The fund has already begun deploying capital into areas where investor appetite is strongest: obesity, reproductive medicine, oncology, autoimmune and inflammatory disorders, neurology, and cardio metabolic diseases. By combining a patient-centric selection process with substantial financial backing, Jeito hopes to shorten development timelines and make the route to market access smoother, particularly in Europe and the United States.
A way around the patent cliff
Jeito frames itself as a patient-benefit-driven investor in an industry staring down a looming patent cliff: around US$400bn in pharmaceutical revenues could vanish by 2033 as blockbuster drugs lose exclusivity, according to analyses cited in the release. With more than 70% of innovative new drugs now emerging from smaller biopharma firms, big-pharma M&A and external innovation partnerships have become routine rather than rare.
What sets Jeito apart is its in-house team of over 30 multidisciplinary experts, bringing senior experience across drug development, regulatory affairs, IP strategy, commercial operations, manufacturing, and market access. This “one team” model aims to help portfolio companies meet the highest development standards, unlock follow-on value, and expand beyond their initial indications and geographies.

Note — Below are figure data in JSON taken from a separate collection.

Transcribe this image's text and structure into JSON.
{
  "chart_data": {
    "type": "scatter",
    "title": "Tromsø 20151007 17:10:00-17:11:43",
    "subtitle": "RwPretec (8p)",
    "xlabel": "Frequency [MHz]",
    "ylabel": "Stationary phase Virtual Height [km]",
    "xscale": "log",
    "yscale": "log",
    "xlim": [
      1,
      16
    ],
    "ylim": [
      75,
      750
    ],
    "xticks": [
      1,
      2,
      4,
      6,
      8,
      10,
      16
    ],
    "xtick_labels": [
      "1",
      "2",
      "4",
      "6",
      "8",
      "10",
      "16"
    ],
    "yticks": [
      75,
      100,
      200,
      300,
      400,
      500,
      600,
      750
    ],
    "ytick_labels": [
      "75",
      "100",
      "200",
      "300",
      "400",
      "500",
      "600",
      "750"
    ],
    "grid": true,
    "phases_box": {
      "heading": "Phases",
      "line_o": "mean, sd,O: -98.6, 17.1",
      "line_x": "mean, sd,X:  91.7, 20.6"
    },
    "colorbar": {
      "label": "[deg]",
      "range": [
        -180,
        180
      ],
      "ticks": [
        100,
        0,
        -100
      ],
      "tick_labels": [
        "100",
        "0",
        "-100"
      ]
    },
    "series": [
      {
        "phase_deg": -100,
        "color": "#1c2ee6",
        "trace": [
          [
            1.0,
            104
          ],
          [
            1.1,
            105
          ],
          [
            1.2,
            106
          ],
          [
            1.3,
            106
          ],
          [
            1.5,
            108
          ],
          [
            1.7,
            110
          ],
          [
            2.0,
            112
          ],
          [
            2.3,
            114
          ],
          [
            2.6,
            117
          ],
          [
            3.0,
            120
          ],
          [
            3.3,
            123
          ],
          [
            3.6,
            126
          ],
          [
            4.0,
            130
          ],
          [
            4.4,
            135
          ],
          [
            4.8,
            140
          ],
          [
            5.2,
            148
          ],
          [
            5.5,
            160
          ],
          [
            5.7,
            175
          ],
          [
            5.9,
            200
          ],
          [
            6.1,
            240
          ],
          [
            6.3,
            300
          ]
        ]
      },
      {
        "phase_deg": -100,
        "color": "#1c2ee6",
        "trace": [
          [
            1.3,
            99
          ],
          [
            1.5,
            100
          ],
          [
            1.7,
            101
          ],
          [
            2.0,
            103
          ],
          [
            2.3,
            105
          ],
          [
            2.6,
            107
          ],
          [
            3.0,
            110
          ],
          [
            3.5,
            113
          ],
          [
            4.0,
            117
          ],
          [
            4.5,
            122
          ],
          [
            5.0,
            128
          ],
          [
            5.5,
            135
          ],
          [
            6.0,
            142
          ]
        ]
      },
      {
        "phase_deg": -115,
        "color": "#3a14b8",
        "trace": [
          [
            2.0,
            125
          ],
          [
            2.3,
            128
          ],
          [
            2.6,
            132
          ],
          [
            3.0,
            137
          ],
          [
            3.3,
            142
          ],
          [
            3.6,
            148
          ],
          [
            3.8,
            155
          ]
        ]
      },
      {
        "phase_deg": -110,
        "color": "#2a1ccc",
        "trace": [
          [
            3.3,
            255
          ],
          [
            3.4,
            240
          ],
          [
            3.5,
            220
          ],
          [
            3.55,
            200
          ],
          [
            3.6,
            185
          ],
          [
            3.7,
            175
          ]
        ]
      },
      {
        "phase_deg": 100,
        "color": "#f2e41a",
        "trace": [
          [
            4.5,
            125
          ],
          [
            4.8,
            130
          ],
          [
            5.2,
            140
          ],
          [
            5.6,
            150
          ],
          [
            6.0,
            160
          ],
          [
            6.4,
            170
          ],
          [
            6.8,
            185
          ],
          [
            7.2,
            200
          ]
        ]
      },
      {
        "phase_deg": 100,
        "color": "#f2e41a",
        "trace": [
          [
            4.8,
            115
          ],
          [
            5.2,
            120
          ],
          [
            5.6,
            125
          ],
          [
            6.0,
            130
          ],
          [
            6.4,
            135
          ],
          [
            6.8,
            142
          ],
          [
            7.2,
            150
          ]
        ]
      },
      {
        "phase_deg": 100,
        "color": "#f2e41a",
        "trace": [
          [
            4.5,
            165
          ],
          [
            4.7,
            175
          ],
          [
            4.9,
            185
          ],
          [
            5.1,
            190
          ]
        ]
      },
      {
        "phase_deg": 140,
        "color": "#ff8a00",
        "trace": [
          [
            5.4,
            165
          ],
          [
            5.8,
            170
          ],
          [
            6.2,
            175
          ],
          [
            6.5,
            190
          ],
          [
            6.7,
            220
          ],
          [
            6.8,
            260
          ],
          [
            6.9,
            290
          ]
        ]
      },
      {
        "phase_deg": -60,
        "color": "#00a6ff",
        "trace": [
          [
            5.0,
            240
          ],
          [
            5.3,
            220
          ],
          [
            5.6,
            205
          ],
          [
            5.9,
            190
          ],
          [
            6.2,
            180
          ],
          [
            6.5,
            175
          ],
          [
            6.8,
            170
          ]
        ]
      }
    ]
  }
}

So far, the track record includes three exits, most notably the sale of EyeBio and Hi Bio to Merck & Co (MSD) for up to US$3bn and to Biogen for up to US$1.8bn, with an average holding period of just two years. That kind of speed and multiple, Jeito argues, supports its belief that selectivity, continuity of capital, and embedded industry expertise can squeeze years out of the typical biotech cycle.
Jeito II’s investor base reads like a roll call of institutional capital: sovereign and public funds such as the European Investment Bank and national development agencies; global pharmaceutical strategic investors, including major pharma groups with innovation focused venture arms; large insurers and asset managers; public and private pension funds; prominent family offices; major foundations and university endowments; and a mix of commercial and investment banks from Europe, North America, and Asia. Strong re-up commitments from existing backers, alongside fresh commitments from global institutions, underline the view that European biopharma can compete at the highest level – provided it can plug the long-term growth capital gap.
“This record fundraising is a collective success,” said Jeito founder and president Rafaèle Tordjman. “It is also a strong signal for the European biopharma ecosystem, demonstrating the growing conviction that European companies can drive major therapeutic innovation and significant economic benefits with the appropriate access to financial and strategic resources.” Managing partner Sabine Dandiguian added that the fund’s strength lies at the intersection of scientific excellence, unmet medical need, and differentiated innovation – where selectivity and continuity of capital can still yield outsized patient and financial returns.